Le second cas, c'est celui du stationnement payant, qui ne peut être instauré par la commune dans le seul but de lui procurer des recettes supplémentaires, mais bien pour limiter la durée d'occupation d'un emplacement de stationnement. La contrepartie financière ne fait cependant pas obstacle à l'accès de tous à la voie publique. Elle garantit même l'effectivité de ce libre accès.
Telle qu'elle est formulée, cette proposition de loi risquerait donc de porter une atteinte nouvelle au principe de gratuité de la voie publique. Une telle décision ne saurait être prise sans qu'ait été pesée son adéquation aux objectifs réellement poursuivis.
La commission des affaires culturelles du Sénat a prévu une dérogation à l'accès payant pour la desserte des immeubles riverains. J'ai cependant des doutes quant à la possibilité de mettre en oeuvre cette dérogation. Il faudrait en effet vérifier la réalité des motifs invoqués par les riverains, leurs visiteurs ou les clients des commerces riverains qui souhaiteraient accéder gratuitement à la voirie soumise à un accès payant.
Il conviendrait, en outre, de veiller à ce que l'application du dispositif ne donne pas lieu à une délégation des pouvoirs de police du maire.
En effet de nombreuses communes seraient dans l'impossibilité de mettre en place un système de billetterie et de contrôle, et la tendance serait forte de confier cette mission à des opérateurs privés.
Il conviendrait également de veiller à ce que l'instauration d'un droit d'accès ne crée pas un préjudice excessif aux commerces inclus dans le périmètre concerné et qu'il y ait ainsi atteinte à la liberté du commerce, garantie par la Constitution.
Il ne faudrait pas, non plus, que cette disposition soit source de difficultés entre les autorités communales et départementales. Puisque les voies appartiennent, selon les cas, à la commune, au département ou à l'Etat, il y aurait là un risque de confusion, voire de conflit.
Ma seconde réserve tient à des raisons de fond.
Le problème que vous soulevez, au-delà du cas particulier du festival interceltique de Lorient, tient à l'essor formidable des manifestations culturelles sur l'ensemble du territoire.
Cet essor résulte du goût de nos concitoyens pour le rassemblement lors de manifestations culturelles, la gratuité étant une composante importante de leur caractère convivial et de l'attrait qu'elles exercent sur l'ensemble de la population.
Nos politiques publiques en la matière sont fondées sur l'ambition républicaine de permettre à un plus grand nombre d'accéder à « l'héritage de la noblesse du monde » tel que le définissait André Malraux, ainsi qu'à nos traditions, comme vous l'évoquiez, monsieur le rapporteur.

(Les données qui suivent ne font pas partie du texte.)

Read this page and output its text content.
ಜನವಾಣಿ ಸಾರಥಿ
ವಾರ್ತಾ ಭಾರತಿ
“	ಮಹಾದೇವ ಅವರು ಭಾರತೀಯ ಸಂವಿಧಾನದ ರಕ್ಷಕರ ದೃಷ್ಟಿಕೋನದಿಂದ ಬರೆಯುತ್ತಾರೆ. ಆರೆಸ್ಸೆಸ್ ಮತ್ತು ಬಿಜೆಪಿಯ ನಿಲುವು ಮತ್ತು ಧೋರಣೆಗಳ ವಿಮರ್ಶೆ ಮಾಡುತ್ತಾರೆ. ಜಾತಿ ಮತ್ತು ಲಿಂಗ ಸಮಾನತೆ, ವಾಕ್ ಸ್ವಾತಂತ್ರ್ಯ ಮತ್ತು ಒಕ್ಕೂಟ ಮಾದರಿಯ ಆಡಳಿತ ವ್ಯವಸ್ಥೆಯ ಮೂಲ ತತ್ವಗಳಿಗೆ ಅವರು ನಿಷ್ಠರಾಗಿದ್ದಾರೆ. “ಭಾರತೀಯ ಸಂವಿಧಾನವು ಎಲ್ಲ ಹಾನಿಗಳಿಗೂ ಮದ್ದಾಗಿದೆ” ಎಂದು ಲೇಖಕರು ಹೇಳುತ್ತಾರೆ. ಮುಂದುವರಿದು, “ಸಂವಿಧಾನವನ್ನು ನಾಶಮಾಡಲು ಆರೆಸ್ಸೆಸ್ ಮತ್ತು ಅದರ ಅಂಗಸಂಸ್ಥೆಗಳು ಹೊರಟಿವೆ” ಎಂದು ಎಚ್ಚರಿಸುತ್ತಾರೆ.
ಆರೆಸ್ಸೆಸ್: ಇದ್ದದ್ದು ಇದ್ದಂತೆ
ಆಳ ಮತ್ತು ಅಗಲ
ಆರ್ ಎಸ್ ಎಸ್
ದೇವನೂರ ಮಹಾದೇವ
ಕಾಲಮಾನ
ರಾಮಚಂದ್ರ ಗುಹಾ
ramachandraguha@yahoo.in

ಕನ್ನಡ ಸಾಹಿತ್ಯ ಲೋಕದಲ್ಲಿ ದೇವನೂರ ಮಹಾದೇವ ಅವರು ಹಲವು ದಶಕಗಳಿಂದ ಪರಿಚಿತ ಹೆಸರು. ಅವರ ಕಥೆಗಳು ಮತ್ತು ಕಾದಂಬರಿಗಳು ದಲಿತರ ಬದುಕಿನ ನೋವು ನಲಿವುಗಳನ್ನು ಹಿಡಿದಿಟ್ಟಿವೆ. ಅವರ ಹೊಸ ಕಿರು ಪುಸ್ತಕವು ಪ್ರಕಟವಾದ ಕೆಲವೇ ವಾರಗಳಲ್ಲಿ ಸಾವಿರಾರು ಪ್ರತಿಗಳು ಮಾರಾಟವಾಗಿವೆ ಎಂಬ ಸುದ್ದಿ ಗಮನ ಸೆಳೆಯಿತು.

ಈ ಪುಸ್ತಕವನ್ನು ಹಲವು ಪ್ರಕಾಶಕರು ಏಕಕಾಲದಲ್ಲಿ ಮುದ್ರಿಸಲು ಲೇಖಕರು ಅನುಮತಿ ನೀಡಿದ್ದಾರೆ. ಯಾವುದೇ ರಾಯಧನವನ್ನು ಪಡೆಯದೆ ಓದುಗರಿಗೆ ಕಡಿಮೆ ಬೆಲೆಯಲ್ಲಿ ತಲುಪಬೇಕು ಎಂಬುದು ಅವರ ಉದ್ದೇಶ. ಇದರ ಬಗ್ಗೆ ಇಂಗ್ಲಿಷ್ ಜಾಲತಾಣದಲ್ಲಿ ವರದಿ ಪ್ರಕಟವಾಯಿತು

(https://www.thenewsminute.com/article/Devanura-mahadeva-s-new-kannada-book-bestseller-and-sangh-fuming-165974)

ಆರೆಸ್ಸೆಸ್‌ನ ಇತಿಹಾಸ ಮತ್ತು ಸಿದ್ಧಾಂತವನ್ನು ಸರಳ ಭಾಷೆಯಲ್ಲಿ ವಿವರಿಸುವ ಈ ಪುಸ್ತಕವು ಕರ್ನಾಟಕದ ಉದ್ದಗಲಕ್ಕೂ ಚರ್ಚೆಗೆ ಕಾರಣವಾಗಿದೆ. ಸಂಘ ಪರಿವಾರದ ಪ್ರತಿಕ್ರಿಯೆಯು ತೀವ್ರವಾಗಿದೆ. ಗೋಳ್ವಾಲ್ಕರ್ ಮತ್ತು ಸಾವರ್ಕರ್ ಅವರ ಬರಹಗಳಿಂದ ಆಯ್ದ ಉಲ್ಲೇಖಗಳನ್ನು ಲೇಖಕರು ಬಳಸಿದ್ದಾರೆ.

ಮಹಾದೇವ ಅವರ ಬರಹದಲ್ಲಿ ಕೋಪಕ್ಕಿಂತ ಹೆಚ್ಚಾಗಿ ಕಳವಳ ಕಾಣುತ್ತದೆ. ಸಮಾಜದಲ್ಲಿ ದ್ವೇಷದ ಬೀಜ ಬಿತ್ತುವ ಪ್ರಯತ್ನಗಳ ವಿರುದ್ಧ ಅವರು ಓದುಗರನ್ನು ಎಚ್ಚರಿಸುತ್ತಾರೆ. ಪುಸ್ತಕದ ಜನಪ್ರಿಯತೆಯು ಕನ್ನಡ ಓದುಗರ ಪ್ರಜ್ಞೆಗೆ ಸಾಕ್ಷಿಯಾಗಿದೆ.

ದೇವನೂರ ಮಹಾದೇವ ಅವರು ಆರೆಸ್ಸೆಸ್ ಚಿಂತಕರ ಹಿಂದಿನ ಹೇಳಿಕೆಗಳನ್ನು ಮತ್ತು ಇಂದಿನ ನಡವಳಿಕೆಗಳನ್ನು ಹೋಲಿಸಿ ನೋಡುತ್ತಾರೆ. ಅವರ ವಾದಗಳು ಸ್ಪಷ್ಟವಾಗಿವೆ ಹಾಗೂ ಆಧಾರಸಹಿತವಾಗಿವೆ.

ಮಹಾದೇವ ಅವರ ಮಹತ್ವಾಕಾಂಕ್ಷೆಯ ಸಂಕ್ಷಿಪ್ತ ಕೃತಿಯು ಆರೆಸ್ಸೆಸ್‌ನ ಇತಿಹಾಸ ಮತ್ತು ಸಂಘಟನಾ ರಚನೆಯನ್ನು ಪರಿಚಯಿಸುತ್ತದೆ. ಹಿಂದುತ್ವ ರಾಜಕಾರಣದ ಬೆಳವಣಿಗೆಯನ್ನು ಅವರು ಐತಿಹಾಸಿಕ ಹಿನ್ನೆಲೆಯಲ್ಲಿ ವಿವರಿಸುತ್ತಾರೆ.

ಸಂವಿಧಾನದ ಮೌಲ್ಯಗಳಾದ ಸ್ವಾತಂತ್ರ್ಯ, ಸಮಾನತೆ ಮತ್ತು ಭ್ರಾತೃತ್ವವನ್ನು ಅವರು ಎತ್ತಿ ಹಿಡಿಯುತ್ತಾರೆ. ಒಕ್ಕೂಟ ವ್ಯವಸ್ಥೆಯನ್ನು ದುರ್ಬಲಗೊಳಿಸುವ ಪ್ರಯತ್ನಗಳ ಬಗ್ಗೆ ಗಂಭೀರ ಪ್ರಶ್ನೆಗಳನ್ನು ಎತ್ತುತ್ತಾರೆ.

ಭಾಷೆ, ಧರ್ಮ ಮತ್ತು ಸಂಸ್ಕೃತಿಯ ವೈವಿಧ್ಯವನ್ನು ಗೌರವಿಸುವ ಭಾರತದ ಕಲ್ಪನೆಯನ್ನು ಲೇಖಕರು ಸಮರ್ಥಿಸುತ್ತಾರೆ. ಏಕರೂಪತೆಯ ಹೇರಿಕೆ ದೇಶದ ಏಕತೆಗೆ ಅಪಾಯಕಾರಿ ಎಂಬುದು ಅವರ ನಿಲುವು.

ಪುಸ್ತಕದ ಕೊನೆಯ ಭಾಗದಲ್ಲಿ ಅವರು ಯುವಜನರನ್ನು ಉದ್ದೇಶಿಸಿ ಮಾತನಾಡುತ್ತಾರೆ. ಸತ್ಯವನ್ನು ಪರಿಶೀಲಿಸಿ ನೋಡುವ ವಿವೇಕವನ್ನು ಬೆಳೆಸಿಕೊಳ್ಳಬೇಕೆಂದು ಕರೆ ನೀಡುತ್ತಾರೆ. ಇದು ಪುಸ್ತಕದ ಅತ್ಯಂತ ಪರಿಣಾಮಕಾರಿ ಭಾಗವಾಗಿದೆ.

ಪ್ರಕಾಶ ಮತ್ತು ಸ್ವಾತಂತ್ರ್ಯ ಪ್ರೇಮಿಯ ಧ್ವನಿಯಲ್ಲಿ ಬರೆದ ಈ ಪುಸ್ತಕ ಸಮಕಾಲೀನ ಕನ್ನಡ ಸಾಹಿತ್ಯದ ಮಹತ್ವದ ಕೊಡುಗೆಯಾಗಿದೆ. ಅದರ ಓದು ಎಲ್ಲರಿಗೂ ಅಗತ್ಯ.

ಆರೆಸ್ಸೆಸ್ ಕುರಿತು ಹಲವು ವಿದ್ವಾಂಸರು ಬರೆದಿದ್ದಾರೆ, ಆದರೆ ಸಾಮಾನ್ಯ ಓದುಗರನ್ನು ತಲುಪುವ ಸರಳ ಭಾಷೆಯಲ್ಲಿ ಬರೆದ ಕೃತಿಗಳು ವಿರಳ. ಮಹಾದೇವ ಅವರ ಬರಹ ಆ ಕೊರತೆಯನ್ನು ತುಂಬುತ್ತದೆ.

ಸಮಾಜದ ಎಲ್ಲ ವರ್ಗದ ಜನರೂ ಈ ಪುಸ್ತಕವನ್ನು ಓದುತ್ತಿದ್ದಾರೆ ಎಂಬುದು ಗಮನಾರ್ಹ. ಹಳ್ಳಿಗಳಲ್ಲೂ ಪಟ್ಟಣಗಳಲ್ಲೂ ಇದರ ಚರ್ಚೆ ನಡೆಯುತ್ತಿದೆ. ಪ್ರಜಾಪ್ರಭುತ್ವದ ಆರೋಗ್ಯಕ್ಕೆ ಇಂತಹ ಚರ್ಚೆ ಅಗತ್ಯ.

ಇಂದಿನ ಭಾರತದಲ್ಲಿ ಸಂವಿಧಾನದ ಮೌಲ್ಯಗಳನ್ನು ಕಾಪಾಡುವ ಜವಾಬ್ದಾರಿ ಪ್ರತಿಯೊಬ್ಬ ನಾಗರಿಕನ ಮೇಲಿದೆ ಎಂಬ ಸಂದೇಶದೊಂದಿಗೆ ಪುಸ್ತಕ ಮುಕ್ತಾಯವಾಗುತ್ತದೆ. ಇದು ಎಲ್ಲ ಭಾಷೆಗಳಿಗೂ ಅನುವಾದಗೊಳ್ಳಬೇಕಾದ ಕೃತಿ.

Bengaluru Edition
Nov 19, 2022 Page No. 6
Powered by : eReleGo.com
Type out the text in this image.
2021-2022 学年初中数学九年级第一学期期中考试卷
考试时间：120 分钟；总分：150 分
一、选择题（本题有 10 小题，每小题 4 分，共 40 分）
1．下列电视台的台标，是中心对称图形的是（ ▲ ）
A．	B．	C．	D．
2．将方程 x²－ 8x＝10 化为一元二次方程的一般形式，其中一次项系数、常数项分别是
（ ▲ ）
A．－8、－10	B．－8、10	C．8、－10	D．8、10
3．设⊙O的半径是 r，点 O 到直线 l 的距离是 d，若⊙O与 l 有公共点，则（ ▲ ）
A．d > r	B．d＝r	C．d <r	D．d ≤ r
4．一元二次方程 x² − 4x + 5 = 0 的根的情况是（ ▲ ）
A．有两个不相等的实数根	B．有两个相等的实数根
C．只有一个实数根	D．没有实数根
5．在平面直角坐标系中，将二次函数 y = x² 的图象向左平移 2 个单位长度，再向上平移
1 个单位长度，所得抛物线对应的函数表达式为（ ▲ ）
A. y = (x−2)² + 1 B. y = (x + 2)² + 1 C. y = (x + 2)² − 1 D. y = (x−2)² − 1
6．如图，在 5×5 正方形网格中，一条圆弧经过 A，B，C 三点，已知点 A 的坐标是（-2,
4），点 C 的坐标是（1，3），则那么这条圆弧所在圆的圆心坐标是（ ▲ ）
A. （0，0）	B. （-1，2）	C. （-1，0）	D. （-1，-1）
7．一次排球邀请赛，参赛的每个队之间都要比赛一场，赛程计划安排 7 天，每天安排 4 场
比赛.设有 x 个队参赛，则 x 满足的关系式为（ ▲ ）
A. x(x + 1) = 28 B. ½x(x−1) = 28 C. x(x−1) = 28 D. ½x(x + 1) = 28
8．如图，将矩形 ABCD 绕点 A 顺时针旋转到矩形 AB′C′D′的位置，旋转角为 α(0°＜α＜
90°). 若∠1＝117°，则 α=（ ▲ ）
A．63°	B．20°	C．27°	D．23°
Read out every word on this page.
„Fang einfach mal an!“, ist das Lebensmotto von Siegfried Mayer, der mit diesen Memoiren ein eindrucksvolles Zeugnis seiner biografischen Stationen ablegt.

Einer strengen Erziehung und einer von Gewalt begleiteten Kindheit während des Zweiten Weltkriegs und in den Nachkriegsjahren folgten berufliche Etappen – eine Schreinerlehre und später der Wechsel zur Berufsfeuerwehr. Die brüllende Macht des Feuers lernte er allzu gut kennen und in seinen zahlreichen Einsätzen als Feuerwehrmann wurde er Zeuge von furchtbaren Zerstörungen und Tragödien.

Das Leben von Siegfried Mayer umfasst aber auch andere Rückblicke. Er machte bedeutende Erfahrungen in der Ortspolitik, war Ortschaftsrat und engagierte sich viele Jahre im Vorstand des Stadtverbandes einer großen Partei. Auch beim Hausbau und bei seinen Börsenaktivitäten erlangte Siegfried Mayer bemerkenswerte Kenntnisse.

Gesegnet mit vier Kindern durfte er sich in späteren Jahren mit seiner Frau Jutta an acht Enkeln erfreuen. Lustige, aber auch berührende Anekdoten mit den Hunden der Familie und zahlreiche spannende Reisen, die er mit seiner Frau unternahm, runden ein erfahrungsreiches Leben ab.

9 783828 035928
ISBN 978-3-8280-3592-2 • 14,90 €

Le ministère de la culture, mais aussi les collectivités territoriales, ont pris en ce sens un nombre d'initiatives importantes tendant toutes à rendre gratuits un certain nombre d'espaces et de manifestations qui sont devenus emblématiques - je pense aux Journées du patrimoine, à la Fête de la musique et à tant d'autres fêtes traditionnelles -, voire de musées, avec le succès que l'on sait.
Le développement de certaines manifestations mais aussi de certaines pratiques artistiques, en particulier les arts de la rue, se fonde sur cet autre rapport au public, qui utilise précisément l'espace public parce qu'il est gratuit et qu'il induit un autre mode de relation que celui qui se crée dans une salle de spectacle.
Vous connaissez l'engouement des Français pour ce type de manifestations, et je ne suis pas aussi sûre que vous, monsieur le rapporteur, que nos concitoyens puissent considérer favorablement une proposition qui conduirait peu à peu à les soumettre à l'acquittement d'un droit d'entrée.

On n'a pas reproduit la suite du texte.